A thin circular ring of radius R has charge Q/2 uniformly distributed on the top half, and -Q/2 on the bottom half.

a) What is the value of the electric potential at a point a distance x along the axis through the center of the circle?
b) What can you say about the electric field E at a distance x along the axis. Let V = 0 at r = infinity.

Homework Equations

Coulomb's Law

The Attempt at a Solution

Since the electric potential is a scalar, the answer for the part a is simply zero.
But there is something confuses me in part b.

https://www.physicsforums.com/threads/electric-field-of-a-semi-circle-ring.799746/#post-5021977

This is what I drew for the flat ring problem while studying Coulomb's Law. As you see, dEsin(theta) was not equal to the y component of dE.

Now I have a solutions manual, and for part b, this is the answer.

(b) We follow Example 21-9 from the textbook. But because the upper and lower halves of the ring are oppositely charged, the parallel components of the fields from diametrically opposite infinitesimal segments of the ring will cancel each other, and the perpendicular components add, in the negative y direction. We know then that E_x = 0 .

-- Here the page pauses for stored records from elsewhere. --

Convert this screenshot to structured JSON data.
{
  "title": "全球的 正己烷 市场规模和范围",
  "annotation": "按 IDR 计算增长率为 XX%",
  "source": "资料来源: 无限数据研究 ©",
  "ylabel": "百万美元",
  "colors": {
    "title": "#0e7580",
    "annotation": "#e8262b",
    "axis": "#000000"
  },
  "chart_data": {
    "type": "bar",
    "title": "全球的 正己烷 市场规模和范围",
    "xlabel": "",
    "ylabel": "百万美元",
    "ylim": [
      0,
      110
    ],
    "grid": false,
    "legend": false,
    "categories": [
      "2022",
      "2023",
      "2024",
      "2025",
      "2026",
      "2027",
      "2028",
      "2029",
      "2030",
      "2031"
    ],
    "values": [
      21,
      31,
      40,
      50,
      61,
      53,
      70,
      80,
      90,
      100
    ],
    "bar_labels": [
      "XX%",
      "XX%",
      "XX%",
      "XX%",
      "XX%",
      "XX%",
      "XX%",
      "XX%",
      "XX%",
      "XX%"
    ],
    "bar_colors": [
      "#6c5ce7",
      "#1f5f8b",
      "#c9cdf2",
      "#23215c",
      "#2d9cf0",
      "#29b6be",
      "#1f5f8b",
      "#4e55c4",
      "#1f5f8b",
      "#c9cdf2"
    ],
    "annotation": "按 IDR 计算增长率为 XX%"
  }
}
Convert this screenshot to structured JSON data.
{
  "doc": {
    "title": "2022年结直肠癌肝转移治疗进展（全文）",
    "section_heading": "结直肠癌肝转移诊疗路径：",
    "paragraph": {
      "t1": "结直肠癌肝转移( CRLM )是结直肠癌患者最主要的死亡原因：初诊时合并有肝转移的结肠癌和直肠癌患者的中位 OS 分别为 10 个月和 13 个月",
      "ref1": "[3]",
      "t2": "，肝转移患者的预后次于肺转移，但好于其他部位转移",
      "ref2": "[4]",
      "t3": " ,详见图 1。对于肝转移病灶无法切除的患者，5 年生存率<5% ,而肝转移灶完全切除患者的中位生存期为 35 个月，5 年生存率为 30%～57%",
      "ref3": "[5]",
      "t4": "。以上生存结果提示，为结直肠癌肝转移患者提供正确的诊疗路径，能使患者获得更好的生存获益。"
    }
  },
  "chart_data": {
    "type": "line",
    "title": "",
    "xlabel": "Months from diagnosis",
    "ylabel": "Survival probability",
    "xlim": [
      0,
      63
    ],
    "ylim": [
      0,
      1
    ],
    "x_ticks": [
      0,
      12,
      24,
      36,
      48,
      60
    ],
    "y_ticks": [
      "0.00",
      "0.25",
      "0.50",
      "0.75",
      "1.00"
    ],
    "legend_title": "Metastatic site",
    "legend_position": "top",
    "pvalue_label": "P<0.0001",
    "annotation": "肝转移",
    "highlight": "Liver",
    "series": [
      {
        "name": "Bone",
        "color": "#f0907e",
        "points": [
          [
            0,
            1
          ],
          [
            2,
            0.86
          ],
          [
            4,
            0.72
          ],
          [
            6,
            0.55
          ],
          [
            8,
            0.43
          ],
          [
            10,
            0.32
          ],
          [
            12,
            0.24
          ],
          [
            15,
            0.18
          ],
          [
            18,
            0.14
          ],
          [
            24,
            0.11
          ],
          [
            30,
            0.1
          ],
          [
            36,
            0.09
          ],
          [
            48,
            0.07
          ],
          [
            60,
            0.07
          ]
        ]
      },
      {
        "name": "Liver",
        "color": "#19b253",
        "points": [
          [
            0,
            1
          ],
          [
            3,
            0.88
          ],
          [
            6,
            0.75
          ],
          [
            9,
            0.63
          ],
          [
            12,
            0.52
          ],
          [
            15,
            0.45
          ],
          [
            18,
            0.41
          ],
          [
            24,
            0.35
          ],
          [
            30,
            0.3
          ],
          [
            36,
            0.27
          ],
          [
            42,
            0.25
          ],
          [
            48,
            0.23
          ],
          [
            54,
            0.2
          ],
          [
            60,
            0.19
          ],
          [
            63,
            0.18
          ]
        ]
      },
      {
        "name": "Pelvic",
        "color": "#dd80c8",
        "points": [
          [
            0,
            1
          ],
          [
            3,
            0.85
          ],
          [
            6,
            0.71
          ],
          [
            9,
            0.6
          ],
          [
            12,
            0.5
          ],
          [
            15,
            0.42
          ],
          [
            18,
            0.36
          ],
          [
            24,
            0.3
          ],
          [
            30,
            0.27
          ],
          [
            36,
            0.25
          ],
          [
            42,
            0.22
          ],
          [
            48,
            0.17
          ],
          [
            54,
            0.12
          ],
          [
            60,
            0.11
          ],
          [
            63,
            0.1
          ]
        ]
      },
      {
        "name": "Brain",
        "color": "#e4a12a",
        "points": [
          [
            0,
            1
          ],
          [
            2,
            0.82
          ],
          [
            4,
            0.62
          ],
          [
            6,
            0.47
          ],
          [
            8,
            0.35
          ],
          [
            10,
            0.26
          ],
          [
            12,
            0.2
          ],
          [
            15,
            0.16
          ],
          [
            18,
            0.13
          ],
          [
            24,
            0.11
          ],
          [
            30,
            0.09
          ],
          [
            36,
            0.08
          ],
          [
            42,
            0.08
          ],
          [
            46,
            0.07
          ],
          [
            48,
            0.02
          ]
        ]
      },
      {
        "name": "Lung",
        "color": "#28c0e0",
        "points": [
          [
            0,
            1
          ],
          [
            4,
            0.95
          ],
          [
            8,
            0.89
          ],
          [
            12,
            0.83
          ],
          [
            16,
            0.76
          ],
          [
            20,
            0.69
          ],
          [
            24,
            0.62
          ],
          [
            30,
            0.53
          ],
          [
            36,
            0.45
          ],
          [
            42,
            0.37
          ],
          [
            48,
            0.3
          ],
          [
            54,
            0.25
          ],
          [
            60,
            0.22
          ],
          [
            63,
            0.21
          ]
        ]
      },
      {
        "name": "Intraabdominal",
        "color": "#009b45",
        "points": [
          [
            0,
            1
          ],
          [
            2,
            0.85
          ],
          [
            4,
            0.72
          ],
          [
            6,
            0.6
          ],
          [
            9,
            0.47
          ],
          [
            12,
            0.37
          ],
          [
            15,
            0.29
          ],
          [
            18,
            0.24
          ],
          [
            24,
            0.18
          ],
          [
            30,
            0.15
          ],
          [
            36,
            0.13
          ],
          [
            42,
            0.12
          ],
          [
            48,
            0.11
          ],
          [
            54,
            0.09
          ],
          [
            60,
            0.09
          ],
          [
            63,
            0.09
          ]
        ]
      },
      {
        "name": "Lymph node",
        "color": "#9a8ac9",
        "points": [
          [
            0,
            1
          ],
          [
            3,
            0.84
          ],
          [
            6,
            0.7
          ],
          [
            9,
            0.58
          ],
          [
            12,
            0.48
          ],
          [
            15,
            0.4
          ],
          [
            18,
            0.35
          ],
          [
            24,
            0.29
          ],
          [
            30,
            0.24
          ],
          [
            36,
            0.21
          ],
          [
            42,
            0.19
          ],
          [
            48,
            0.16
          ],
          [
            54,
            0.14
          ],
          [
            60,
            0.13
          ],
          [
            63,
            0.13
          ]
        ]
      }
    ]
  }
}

The solution continues with dEsin(theta) integrated from 0 to 2*pi*r
How can the perpendicular components be added even though they are not in the same direction? Shouldn't we do what we did for the semi-circle problem to find y component of the field?

 

[TSny]

Maybe the solution manual is saying that the perpendicular components dE_⊥ of two diametrically opposite segments add. That is true. But, you are right that you still need to project dE_⊥ onto the y direction before integrating, as you did in the problem with the semi-circle in the other thread. We would need to see the entire form of the integral used in the solution manual in order to comment on whether it is correct or not.

 

[hitemup]

Maybe the solution manual is saying that the perpendicular components dE_⊥ of two diametrically opposite segments add. That is true. But, you are right that you still need to project dE_⊥ onto the y direction before integrating, as you did in the problem with the semi-circle in the other thread. We would need to see the entire form of the integral used in the solution manual in order to comment on whether it is correct or not.

Thanks for helping me, again... Here is the answer.

 

[TSny]

I think you are right. The solution manual is wrong. They did not project dE_⊥ onto the vertical direction. They should have considered two diametrically opposite elements that are in an arbitrary position rather than at the top and bottom.

If you think of the entire ring as a superposition of two semicircles, then you get the correct answer by simple superposition of your solution for the semicircle in the other thread.

 

[TSny]

Something else that you can check. If you know how to calculate the dipole moment of a charge distribution, then you can easily show that the dipole moment of the entire ring is in the y direction and has a magnitude p_y= (2QR)/π, where Q/2 is the charge on the top semicircle.

The "far field" on the x-axis for a dipole in the y direction should be E_y = -p_y/(4πε_ox³). So, you can check to see if your answer reduces to this for large x.